Results from a recent survey showed that Juneau residents are widely supportive of developing a new City Hall, moving forward from the spaces the city offices currently occupy, including the 70-year-old municipal building.
More than 1,000 Juneau residents responded to the autumn survey, organized by the McKinley Group.
“Three quarters (of those surveyed) are supportive or strongly supportive of new City Hall instead of renting,” said Katie Koester, director of the City and Borough of Juneau Engineering and Public Works Department, who presented the results before the Public Works and Facilities Committee. “City Hall is not just an office building. It’s a place for interacting with your local government.”
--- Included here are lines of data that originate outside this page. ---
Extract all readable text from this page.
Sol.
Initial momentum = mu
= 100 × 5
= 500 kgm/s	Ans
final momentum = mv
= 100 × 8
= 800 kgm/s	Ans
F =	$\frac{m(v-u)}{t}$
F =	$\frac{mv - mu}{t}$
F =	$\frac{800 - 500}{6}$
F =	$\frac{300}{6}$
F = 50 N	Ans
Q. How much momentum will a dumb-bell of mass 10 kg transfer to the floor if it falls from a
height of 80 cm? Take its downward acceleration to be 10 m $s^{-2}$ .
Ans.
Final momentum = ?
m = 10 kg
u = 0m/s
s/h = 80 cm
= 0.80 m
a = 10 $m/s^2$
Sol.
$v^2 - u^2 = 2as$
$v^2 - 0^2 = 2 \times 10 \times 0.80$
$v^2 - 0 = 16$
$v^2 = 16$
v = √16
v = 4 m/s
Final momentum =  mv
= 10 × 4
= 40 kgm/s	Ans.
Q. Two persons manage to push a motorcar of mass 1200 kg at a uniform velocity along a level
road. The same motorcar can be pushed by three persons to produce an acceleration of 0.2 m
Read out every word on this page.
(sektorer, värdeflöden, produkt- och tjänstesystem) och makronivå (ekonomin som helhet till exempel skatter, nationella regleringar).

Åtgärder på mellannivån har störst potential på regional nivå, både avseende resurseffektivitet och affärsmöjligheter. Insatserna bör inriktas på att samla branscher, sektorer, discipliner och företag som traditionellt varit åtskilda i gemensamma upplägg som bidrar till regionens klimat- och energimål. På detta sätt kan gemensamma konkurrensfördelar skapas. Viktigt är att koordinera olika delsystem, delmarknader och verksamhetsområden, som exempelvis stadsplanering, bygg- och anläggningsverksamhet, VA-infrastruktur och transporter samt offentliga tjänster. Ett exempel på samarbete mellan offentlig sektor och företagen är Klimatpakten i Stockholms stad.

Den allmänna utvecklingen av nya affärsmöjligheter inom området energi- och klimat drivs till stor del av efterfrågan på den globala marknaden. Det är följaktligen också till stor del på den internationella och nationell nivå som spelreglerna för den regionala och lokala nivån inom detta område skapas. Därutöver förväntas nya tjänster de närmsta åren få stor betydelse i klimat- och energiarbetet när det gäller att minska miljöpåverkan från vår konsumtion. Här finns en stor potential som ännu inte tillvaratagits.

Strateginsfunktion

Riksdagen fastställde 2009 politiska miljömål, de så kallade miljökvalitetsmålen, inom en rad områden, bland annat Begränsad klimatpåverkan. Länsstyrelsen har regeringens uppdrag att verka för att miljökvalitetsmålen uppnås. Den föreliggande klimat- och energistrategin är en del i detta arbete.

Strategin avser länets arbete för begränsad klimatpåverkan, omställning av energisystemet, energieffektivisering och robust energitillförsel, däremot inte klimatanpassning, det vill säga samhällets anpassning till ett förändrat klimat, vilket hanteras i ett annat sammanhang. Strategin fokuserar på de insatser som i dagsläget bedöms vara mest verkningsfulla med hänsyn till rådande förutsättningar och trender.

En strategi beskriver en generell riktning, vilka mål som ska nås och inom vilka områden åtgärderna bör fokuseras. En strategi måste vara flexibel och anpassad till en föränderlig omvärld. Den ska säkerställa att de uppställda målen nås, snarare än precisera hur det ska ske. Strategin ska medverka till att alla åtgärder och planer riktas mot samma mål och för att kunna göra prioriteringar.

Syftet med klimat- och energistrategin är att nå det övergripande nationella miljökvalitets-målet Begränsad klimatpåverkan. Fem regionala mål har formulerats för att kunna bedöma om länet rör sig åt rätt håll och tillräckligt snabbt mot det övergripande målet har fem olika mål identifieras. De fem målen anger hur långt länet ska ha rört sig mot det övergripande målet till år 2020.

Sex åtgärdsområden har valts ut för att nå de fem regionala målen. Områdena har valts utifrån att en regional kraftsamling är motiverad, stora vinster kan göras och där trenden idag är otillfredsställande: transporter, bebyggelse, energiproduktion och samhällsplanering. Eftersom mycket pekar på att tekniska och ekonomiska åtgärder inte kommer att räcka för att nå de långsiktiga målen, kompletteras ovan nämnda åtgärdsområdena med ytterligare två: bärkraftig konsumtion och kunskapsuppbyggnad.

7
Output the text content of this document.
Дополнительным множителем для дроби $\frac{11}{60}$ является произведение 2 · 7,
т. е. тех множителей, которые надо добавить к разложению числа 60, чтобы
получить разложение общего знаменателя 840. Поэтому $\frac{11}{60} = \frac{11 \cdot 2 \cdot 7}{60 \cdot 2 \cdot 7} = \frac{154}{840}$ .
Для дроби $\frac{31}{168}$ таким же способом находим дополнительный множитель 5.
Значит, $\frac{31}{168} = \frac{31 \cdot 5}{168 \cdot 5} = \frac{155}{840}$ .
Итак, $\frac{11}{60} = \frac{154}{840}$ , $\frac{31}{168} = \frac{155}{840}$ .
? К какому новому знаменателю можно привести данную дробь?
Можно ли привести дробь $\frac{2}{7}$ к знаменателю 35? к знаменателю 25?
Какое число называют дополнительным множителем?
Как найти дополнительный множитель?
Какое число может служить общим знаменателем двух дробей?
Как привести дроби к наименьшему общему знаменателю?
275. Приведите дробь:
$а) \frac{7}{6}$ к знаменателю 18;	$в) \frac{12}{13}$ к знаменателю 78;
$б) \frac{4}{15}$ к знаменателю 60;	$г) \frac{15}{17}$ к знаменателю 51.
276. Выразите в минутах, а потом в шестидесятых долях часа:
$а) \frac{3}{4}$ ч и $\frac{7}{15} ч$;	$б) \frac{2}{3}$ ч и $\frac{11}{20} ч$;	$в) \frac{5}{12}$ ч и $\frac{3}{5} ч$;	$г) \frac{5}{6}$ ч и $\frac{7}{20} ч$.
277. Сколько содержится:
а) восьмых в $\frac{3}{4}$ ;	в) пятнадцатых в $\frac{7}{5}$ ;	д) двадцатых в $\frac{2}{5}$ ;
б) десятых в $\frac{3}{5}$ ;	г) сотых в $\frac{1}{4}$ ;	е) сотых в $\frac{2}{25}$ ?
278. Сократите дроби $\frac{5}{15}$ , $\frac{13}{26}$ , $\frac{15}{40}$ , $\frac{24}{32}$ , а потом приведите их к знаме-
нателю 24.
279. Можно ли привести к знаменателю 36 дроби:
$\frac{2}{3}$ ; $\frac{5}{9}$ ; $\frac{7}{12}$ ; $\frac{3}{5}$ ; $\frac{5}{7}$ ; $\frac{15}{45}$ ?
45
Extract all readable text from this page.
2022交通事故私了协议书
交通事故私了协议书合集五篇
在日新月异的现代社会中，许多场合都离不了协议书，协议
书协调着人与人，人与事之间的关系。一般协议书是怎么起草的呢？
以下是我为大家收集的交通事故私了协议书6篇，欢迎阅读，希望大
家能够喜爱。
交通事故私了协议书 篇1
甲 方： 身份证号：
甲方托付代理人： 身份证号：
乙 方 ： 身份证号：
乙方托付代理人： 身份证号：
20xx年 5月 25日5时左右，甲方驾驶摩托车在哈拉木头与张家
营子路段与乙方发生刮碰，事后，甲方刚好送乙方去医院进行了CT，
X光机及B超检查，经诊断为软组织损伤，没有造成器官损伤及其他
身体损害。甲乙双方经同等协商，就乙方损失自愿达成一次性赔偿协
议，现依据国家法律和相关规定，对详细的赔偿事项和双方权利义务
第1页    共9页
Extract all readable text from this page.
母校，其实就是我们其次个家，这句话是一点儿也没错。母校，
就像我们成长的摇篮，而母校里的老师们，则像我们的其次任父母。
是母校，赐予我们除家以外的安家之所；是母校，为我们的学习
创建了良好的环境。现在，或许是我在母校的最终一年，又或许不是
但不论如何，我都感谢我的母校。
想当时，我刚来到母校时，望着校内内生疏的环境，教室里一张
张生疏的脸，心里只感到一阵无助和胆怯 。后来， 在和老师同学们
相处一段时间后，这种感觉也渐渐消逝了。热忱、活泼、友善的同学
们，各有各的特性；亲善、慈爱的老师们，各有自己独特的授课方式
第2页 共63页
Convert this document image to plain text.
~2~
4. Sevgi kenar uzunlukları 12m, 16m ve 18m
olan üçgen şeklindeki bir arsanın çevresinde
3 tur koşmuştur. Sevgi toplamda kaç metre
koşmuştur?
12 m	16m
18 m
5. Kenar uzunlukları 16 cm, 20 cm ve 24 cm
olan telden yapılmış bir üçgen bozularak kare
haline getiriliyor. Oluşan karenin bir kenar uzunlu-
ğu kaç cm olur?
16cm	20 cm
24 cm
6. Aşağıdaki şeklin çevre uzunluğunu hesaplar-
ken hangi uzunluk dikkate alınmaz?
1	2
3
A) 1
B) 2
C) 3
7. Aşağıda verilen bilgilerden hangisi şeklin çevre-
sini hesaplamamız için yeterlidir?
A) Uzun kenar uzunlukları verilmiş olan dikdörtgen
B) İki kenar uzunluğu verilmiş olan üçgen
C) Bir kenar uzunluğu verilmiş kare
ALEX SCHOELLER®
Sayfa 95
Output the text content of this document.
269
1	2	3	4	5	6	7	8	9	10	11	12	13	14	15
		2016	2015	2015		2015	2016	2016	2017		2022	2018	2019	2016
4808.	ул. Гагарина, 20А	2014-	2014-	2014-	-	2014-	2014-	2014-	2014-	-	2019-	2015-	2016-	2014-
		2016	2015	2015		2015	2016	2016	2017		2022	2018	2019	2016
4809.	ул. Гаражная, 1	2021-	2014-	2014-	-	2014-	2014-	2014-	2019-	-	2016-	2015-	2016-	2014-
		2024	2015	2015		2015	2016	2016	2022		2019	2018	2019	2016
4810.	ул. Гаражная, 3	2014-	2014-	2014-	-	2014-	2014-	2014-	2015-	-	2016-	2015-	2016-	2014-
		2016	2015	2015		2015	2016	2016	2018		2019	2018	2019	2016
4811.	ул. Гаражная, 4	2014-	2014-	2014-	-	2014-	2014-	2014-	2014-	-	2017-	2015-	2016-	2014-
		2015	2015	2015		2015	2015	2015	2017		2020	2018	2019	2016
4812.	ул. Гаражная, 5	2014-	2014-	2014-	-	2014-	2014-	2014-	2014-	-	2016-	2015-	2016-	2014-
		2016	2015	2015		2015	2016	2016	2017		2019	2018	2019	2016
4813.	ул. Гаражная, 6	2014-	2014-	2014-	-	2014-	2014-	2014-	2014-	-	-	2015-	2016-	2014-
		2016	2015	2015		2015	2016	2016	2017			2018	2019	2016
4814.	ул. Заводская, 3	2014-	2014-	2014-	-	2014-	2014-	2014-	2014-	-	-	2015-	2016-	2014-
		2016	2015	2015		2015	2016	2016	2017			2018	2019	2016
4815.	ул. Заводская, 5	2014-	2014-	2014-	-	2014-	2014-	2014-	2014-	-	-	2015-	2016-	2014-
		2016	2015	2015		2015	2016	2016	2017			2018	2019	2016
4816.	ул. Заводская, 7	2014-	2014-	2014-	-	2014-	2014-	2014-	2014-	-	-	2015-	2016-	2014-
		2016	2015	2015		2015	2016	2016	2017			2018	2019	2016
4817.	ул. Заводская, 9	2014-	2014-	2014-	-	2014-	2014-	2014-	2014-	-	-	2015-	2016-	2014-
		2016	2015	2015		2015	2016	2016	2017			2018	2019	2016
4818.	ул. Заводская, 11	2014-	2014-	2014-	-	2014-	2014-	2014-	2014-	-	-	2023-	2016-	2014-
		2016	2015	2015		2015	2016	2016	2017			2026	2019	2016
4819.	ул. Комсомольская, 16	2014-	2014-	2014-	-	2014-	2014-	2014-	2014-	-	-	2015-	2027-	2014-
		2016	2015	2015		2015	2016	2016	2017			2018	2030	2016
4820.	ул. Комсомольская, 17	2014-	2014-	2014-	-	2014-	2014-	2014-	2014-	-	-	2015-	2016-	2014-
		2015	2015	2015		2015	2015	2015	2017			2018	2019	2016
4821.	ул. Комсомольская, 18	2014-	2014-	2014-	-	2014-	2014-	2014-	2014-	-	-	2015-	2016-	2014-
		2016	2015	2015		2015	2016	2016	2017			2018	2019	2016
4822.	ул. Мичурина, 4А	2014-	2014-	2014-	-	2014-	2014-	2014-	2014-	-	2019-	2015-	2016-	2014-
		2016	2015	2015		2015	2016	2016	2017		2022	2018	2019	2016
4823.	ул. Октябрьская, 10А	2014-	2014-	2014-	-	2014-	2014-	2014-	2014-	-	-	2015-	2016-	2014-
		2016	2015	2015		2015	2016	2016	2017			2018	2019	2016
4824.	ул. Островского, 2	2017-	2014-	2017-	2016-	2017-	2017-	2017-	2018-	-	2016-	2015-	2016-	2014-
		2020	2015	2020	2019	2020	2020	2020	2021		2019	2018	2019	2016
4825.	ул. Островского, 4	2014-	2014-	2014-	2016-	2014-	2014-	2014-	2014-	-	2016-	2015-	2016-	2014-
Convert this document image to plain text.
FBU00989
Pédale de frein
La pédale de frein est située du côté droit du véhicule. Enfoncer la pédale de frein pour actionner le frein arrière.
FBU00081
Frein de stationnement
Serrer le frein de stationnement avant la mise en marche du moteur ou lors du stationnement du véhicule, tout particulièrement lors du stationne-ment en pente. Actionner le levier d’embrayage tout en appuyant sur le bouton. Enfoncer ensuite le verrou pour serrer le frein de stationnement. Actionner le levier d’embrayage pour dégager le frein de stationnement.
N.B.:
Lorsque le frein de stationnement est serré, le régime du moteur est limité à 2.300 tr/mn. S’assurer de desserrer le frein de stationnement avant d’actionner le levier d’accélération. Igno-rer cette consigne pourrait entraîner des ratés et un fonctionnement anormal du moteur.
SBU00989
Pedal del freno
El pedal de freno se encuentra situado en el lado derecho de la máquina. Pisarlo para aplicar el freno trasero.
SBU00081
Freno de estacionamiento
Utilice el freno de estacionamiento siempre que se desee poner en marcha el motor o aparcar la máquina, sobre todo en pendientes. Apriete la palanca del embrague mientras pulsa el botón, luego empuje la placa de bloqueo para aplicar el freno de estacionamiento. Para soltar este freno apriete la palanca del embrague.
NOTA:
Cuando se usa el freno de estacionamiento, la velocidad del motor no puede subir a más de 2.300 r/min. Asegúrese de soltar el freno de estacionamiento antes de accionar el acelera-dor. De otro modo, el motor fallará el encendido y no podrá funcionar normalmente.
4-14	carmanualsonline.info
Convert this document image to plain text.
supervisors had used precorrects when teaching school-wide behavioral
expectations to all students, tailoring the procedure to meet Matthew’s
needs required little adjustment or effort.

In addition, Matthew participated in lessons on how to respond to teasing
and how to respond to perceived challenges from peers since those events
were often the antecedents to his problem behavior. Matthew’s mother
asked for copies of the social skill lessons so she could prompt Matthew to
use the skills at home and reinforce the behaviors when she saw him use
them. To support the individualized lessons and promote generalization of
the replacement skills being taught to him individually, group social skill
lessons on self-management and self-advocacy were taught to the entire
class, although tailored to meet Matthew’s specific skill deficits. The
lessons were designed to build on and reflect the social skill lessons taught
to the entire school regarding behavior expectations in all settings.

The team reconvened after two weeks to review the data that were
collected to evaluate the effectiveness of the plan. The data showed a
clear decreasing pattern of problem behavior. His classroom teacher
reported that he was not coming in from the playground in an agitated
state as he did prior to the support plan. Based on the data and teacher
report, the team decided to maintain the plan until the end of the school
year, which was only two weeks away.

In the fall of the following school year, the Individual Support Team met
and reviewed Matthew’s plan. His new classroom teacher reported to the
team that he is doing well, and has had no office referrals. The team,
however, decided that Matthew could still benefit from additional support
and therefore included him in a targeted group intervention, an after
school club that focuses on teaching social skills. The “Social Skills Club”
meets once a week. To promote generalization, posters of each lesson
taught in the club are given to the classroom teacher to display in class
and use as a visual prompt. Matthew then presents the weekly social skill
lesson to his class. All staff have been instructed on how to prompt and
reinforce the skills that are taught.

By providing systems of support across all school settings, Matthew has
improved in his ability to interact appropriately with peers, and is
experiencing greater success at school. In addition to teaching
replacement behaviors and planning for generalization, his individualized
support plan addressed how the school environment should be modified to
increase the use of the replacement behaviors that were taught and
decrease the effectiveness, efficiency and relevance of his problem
The current arrangement involves $750,000 per year in rent, Koester said, as previously reported by the Empire. A new space, whether new-built or adapted from existing space, could consolidate offices and make dealing with the city agencies a one-stop shop.
Parking and a long service life were both high priorities for the 1,316 respondents to the survey, which ranged across the entire city, according to the survey. Sustainability and green building techniques as well as high energy efficiency were also popular priorities for the city to consider, according to the results, while architectural and visual appeal, as well as having a prominent location were considered low priority by those surveyed.
“Sustainability has become one of our primary missions,” said Assembly member Wade Bryson during the meeting. “Everything we do has to have sustainability.”
Downtown and Thane residents were the most supportive of the move at 79%, according to the survey, but support was above 70% for all geographic areas. About 18% of respondents were opposed or very opposed to developing a new City Hall location.
The most frequent uses the public has for City Hall are interacting with departments and attending public meetings, according to the survey. More than half of respondents reported using Juneau’s City Hall for both, while only 16% reported not using City Hall in the last half-decade. Other common uses were for paying bills and voting.
While a replacement might not necessarily be new build, the survey turned out a several locations for a possible relocation or repurposing. The former Walmart was the most popular choice, with Downtown, Lemon Creek and the Mendenhall Valley trailing in popularity. Geographical areas in Juneau generally voted for a new City Hall to be located closest to their area of residence. Other locations to garner some support include the downtown parking garage and the Bill Ray Center, located near the Juneau Federal Building.
With the list of criteria and some possible sites in hand, Koester said, the committee’s job will be to start narrowing down options.
“We’re going to work on a matrix,” Koester said. “The matrix is informed by a lot of the needs here.”
Residents were more likely to respond the older they were, with the 65-and-older age range accounting for nearly a third of responses. The majority of respondents were Valley residents, at 48% of all answers.